The wheels of justice turn slowly. In March, the Arizona Supreme Court decided Maarten Kalway v. Calabria Ranch HOA, 506 P.3d 18, a case that had nothing to do with STRs or takings, but which strongly limits the rights of HOAs to make decisions that are not “reasonable and foreseeable” about private property rights based upon a less-than unanimous vote. This is the court taking a giant step in the direction of Governor Ducey’s two bills on rentals and in favor of conserving the right of a property owner to do what they want with their property.
What happened in the Kalway case is that an HOA made a bunch of limiting decisions about how property can be used involving “owners’ ability to convey or subdivide their lots, restricting the size and number of buildings permitted on each lot, and reducing the maximum number of livestock permitted on each lot.” The problem wasn’t that the HOA did anything wrong procedurally. All the votes were taken properly based on the general amendment provision of the CC&Rs. But the Supreme Court found that the “general-amendment-power provision may be used to amend only those restrictions for which the HOA’s original declaration has provided sufficient notice.” Bottom line: “future amendments cannot be ‘entirely new and different in character,’ untethered to an original covenant. Otherwise, such an amendment would infringe on property owners’ expectations of the scope of the covenants.”

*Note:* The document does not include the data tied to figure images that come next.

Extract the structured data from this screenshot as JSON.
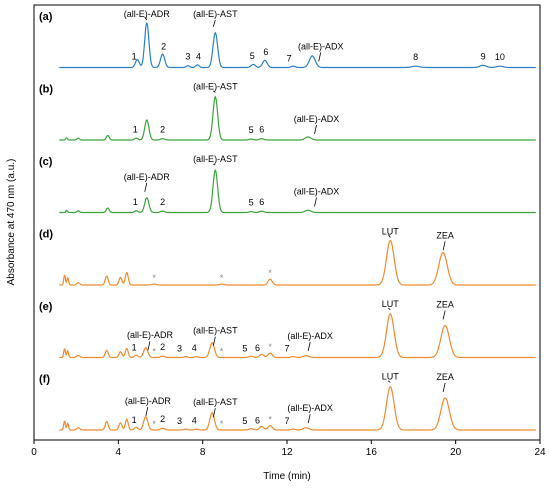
{
  "chart_data": {
    "type": "line",
    "xlabel": "Time (min)",
    "ylabel": "Absorbance at 470 nm (a.u.)",
    "xlim": [
      0,
      24
    ],
    "xticks": [
      "0",
      "4",
      "8",
      "12",
      "16",
      "20",
      "24"
    ],
    "colors": {
      "blue": "#2a7fc8",
      "green": "#3aa33a",
      "orange": "#f08a2e"
    },
    "panels": [
      {
        "letter": "(a)",
        "color": "blue",
        "baseline_noise": 0.1,
        "peaks": [
          {
            "t": 4.9,
            "h": 0.18,
            "w": 0.09
          },
          {
            "t": 5.35,
            "h": 1.0,
            "w": 0.1
          },
          {
            "t": 6.1,
            "h": 0.3,
            "w": 0.1
          },
          {
            "t": 7.3,
            "h": 0.04,
            "w": 0.08
          },
          {
            "t": 7.75,
            "h": 0.06,
            "w": 0.08
          },
          {
            "t": 8.6,
            "h": 0.78,
            "w": 0.11
          },
          {
            "t": 10.4,
            "h": 0.07,
            "w": 0.1
          },
          {
            "t": 10.95,
            "h": 0.16,
            "w": 0.11
          },
          {
            "t": 12.3,
            "h": 0.03,
            "w": 0.1
          },
          {
            "t": 13.2,
            "h": 0.26,
            "w": 0.14
          },
          {
            "t": 18.1,
            "h": 0.03,
            "w": 0.18
          },
          {
            "t": 21.3,
            "h": 0.05,
            "w": 0.15
          },
          {
            "t": 22.1,
            "h": 0.03,
            "w": 0.15
          }
        ],
        "labels": [
          {
            "text": "(all-E)-ADR",
            "t": 5.35,
            "dy": 0
          },
          {
            "text": "(all-E)-AST",
            "t": 8.6,
            "dy": 0
          },
          {
            "text": "(all-E)-ADX",
            "t": 13.6,
            "dy": 0
          },
          {
            "text": "1",
            "t": 4.75,
            "dy": 0
          },
          {
            "text": "2",
            "t": 6.15,
            "dy": 0
          },
          {
            "text": "3",
            "t": 7.3,
            "dy": 0
          },
          {
            "text": "4",
            "t": 7.8,
            "dy": 0
          },
          {
            "text": "5",
            "t": 10.35,
            "dy": 0
          },
          {
            "text": "6",
            "t": 11.0,
            "dy": 0
          },
          {
            "text": "7",
            "t": 12.1,
            "dy": 0
          },
          {
            "text": "8",
            "t": 18.1,
            "dy": 0
          },
          {
            "text": "9",
            "t": 21.3,
            "dy": 0
          },
          {
            "text": "10",
            "t": 22.1,
            "dy": 0
          }
        ]
      },
      {
        "letter": "(b)",
        "color": "green",
        "baseline_noise": 0.06,
        "peaks": [
          {
            "t": 1.55,
            "h": 0.05,
            "w": 0.04
          },
          {
            "t": 2.1,
            "h": 0.04,
            "w": 0.06
          },
          {
            "t": 3.5,
            "h": 0.1,
            "w": 0.07
          },
          {
            "t": 4.85,
            "h": 0.04,
            "w": 0.08
          },
          {
            "t": 5.35,
            "h": 0.45,
            "w": 0.1
          },
          {
            "t": 6.1,
            "h": 0.03,
            "w": 0.1
          },
          {
            "t": 8.6,
            "h": 0.97,
            "w": 0.11
          },
          {
            "t": 10.3,
            "h": 0.02,
            "w": 0.1
          },
          {
            "t": 10.8,
            "h": 0.03,
            "w": 0.1
          },
          {
            "t": 13.0,
            "h": 0.07,
            "w": 0.14
          }
        ],
        "labels": [
          {
            "text": "(all-E)-AST",
            "t": 8.6,
            "dy": 0
          },
          {
            "text": "(all-E)-ADX",
            "t": 13.4,
            "dy": 0
          },
          {
            "text": "1",
            "t": 4.8,
            "dy": 0
          },
          {
            "text": "2",
            "t": 6.1,
            "dy": 0
          },
          {
            "text": "5",
            "t": 10.3,
            "dy": 0
          },
          {
            "text": "6",
            "t": 10.8,
            "dy": 0
          }
        ]
      },
      {
        "letter": "(c)",
        "color": "green",
        "baseline_noise": 0.06,
        "peaks": [
          {
            "t": 1.55,
            "h": 0.05,
            "w": 0.04
          },
          {
            "t": 2.1,
            "h": 0.04,
            "w": 0.06
          },
          {
            "t": 3.5,
            "h": 0.1,
            "w": 0.07
          },
          {
            "t": 4.85,
            "h": 0.04,
            "w": 0.08
          },
          {
            "t": 5.35,
            "h": 0.33,
            "w": 0.1
          },
          {
            "t": 6.1,
            "h": 0.03,
            "w": 0.1
          },
          {
            "t": 8.6,
            "h": 0.95,
            "w": 0.11
          },
          {
            "t": 10.3,
            "h": 0.02,
            "w": 0.1
          },
          {
            "t": 10.8,
            "h": 0.03,
            "w": 0.1
          },
          {
            "t": 13.0,
            "h": 0.05,
            "w": 0.14
          }
        ],
        "labels": [
          {
            "text": "(all-E)-ADR",
            "t": 5.35,
            "dy": 0
          },
          {
            "text": "(all-E)-AST",
            "t": 8.6,
            "dy": 0
          },
          {
            "text": "(all-E)-ADX",
            "t": 13.4,
            "dy": 0
          },
          {
            "text": "1",
            "t": 4.8,
            "dy": 0
          },
          {
            "text": "2",
            "t": 6.1,
            "dy": 0
          },
          {
            "text": "5",
            "t": 10.3,
            "dy": 0
          },
          {
            "text": "6",
            "t": 10.8,
            "dy": 0
          }
        ]
      },
      {
        "letter": "(d)",
        "color": "orange",
        "baseline_noise": 0.05,
        "peaks": [
          {
            "t": 1.45,
            "h": 0.22,
            "w": 0.04
          },
          {
            "t": 1.6,
            "h": 0.16,
            "w": 0.04
          },
          {
            "t": 2.1,
            "h": 0.05,
            "w": 0.07
          },
          {
            "t": 3.45,
            "h": 0.2,
            "w": 0.07
          },
          {
            "t": 4.1,
            "h": 0.17,
            "w": 0.07
          },
          {
            "t": 4.4,
            "h": 0.28,
            "w": 0.07
          },
          {
            "t": 5.7,
            "h": 0.02,
            "w": 0.1
          },
          {
            "t": 8.9,
            "h": 0.02,
            "w": 0.1
          },
          {
            "t": 11.2,
            "h": 0.13,
            "w": 0.1
          },
          {
            "t": 16.9,
            "h": 1.0,
            "w": 0.18
          },
          {
            "t": 19.4,
            "h": 0.73,
            "w": 0.2
          }
        ],
        "labels": [
          {
            "text": "LUT",
            "t": 16.9,
            "dy": 0
          },
          {
            "text": "ZEA",
            "t": 19.5,
            "dy": 0
          },
          {
            "text": "*",
            "t": 5.7,
            "dy": 0
          },
          {
            "text": "*",
            "t": 8.9,
            "dy": 0
          },
          {
            "text": "*",
            "t": 11.2,
            "dy": 0
          }
        ]
      },
      {
        "letter": "(e)",
        "color": "orange",
        "baseline_noise": 0.05,
        "peaks": [
          {
            "t": 1.45,
            "h": 0.2,
            "w": 0.04
          },
          {
            "t": 1.6,
            "h": 0.15,
            "w": 0.04
          },
          {
            "t": 2.1,
            "h": 0.05,
            "w": 0.07
          },
          {
            "t": 3.45,
            "h": 0.16,
            "w": 0.07
          },
          {
            "t": 4.1,
            "h": 0.13,
            "w": 0.07
          },
          {
            "t": 4.4,
            "h": 0.2,
            "w": 0.07
          },
          {
            "t": 4.85,
            "h": 0.05,
            "w": 0.08
          },
          {
            "t": 5.3,
            "h": 0.22,
            "w": 0.1
          },
          {
            "t": 6.1,
            "h": 0.03,
            "w": 0.1
          },
          {
            "t": 7.2,
            "h": 0.02,
            "w": 0.08
          },
          {
            "t": 7.7,
            "h": 0.02,
            "w": 0.08
          },
          {
            "t": 8.45,
            "h": 0.33,
            "w": 0.11
          },
          {
            "t": 10.3,
            "h": 0.03,
            "w": 0.1
          },
          {
            "t": 10.8,
            "h": 0.07,
            "w": 0.1
          },
          {
            "t": 11.2,
            "h": 0.1,
            "w": 0.1
          },
          {
            "t": 12.3,
            "h": 0.02,
            "w": 0.1
          },
          {
            "t": 12.9,
            "h": 0.04,
            "w": 0.14
          },
          {
            "t": 16.9,
            "h": 0.98,
            "w": 0.18
          },
          {
            "t": 19.5,
            "h": 0.72,
            "w": 0.2
          }
        ],
        "labels": [
          {
            "text": "(all-E)-ADR",
            "t": 5.5,
            "dy": 0
          },
          {
            "text": "(all-E)-AST",
            "t": 8.6,
            "dy": 0
          },
          {
            "text": "(all-E)-ADX",
            "t": 13.1,
            "dy": 0
          },
          {
            "text": "LUT",
            "t": 16.9,
            "dy": 0
          },
          {
            "text": "ZEA",
            "t": 19.5,
            "dy": 0
          },
          {
            "text": "1",
            "t": 4.75,
            "dy": 0
          },
          {
            "text": "*",
            "t": 5.7,
            "dy": 0
          },
          {
            "text": "2",
            "t": 6.1,
            "dy": 0
          },
          {
            "text": "3",
            "t": 6.9,
            "dy": 0
          },
          {
            "text": "4",
            "t": 7.6,
            "dy": 0
          },
          {
            "text": "*",
            "t": 8.9,
            "dy": 0
          },
          {
            "text": "5",
            "t": 10.0,
            "dy": 0
          },
          {
            "text": "6",
            "t": 10.6,
            "dy": 0
          },
          {
            "text": "*",
            "t": 11.2,
            "dy": 0
          },
          {
            "text": "7",
            "t": 12.0,
            "dy": 0
          }
        ]
      },
      {
        "letter": "(f)",
        "color": "orange",
        "baseline_noise": 0.05,
        "peaks": [
          {
            "t": 1.45,
            "h": 0.2,
            "w": 0.04
          },
          {
            "t": 1.6,
            "h": 0.15,
            "w": 0.04
          },
          {
            "t": 2.1,
            "h": 0.05,
            "w": 0.07
          },
          {
            "t": 3.45,
            "h": 0.19,
            "w": 0.07
          },
          {
            "t": 4.1,
            "h": 0.16,
            "w": 0.07
          },
          {
            "t": 4.4,
            "h": 0.24,
            "w": 0.07
          },
          {
            "t": 4.85,
            "h": 0.06,
            "w": 0.08
          },
          {
            "t": 5.3,
            "h": 0.3,
            "w": 0.1
          },
          {
            "t": 6.1,
            "h": 0.04,
            "w": 0.1
          },
          {
            "t": 7.2,
            "h": 0.02,
            "w": 0.08
          },
          {
            "t": 7.7,
            "h": 0.02,
            "w": 0.08
          },
          {
            "t": 8.45,
            "h": 0.39,
            "w": 0.11
          },
          {
            "t": 10.3,
            "h": 0.03,
            "w": 0.1
          },
          {
            "t": 10.8,
            "h": 0.08,
            "w": 0.1
          },
          {
            "t": 11.2,
            "h": 0.1,
            "w": 0.1
          },
          {
            "t": 12.3,
            "h": 0.02,
            "w": 0.1
          },
          {
            "t": 12.9,
            "h": 0.05,
            "w": 0.14
          },
          {
            "t": 16.9,
            "h": 0.97,
            "w": 0.18
          },
          {
            "t": 19.5,
            "h": 0.72,
            "w": 0.2
          }
        ],
        "labels": [
          {
            "text": "(all-E)-ADR",
            "t": 5.4,
            "dy": 0
          },
          {
            "text": "(all-E)-AST",
            "t": 8.6,
            "dy": 0
          },
          {
            "text": "(all-E)-ADX",
            "t": 13.1,
            "dy": 0
          },
          {
            "text": "LUT",
            "t": 16.9,
            "dy": 0
          },
          {
            "text": "ZEA",
            "t": 19.5,
            "dy": 0
          },
          {
            "text": "1",
            "t": 4.75,
            "dy": 0
          },
          {
            "text": "*",
            "t": 5.7,
            "dy": 0
          },
          {
            "text": "2",
            "t": 6.1,
            "dy": 0
          },
          {
            "text": "3",
            "t": 6.9,
            "dy": 0
          },
          {
            "text": "4",
            "t": 7.6,
            "dy": 0
          },
          {
            "text": "*",
            "t": 8.9,
            "dy": 0
          },
          {
            "text": "5",
            "t": 10.0,
            "dy": 0
          },
          {
            "text": "6",
            "t": 10.6,
            "dy": 0
          },
          {
            "text": "*",
            "t": 11.2,
            "dy": 0
          },
          {
            "text": "7",
            "t": 12.0,
            "dy": 0
          }
        ]
      }
    ]
  }
}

If the original CC&Rs allow rentals or are silent on the subject, it is probably unlawful for less than all the homeowners to modify the CC&Rs to restrict rentals. The Supreme Court has finally stepped in to bring Arizona case law on CC&Rs in line with Arizona law barring government prohibitions against rentals, and the result was resoundingly conservative. Just as the government cannot infringe upon your rental property rights in Arizona, neither can an HOA vote of less than all the owners do so, except in very specific circumstances, which are going to be rare.
How will Kalway play out? Most likely with a test case. Somebody in a neighborhood with a STR ban adopted by the general amendment policy of the CC&Rs with less than unanimity will simply rent her place out on Airbnb or VRBO. Then the HOA or another owner will sue to enforce the ban on STRs in the CC&Rs. Then we will get to see if Arizona trial courts have gotten the message from the Arizona Supreme Court: Arizona is conservative about property rights.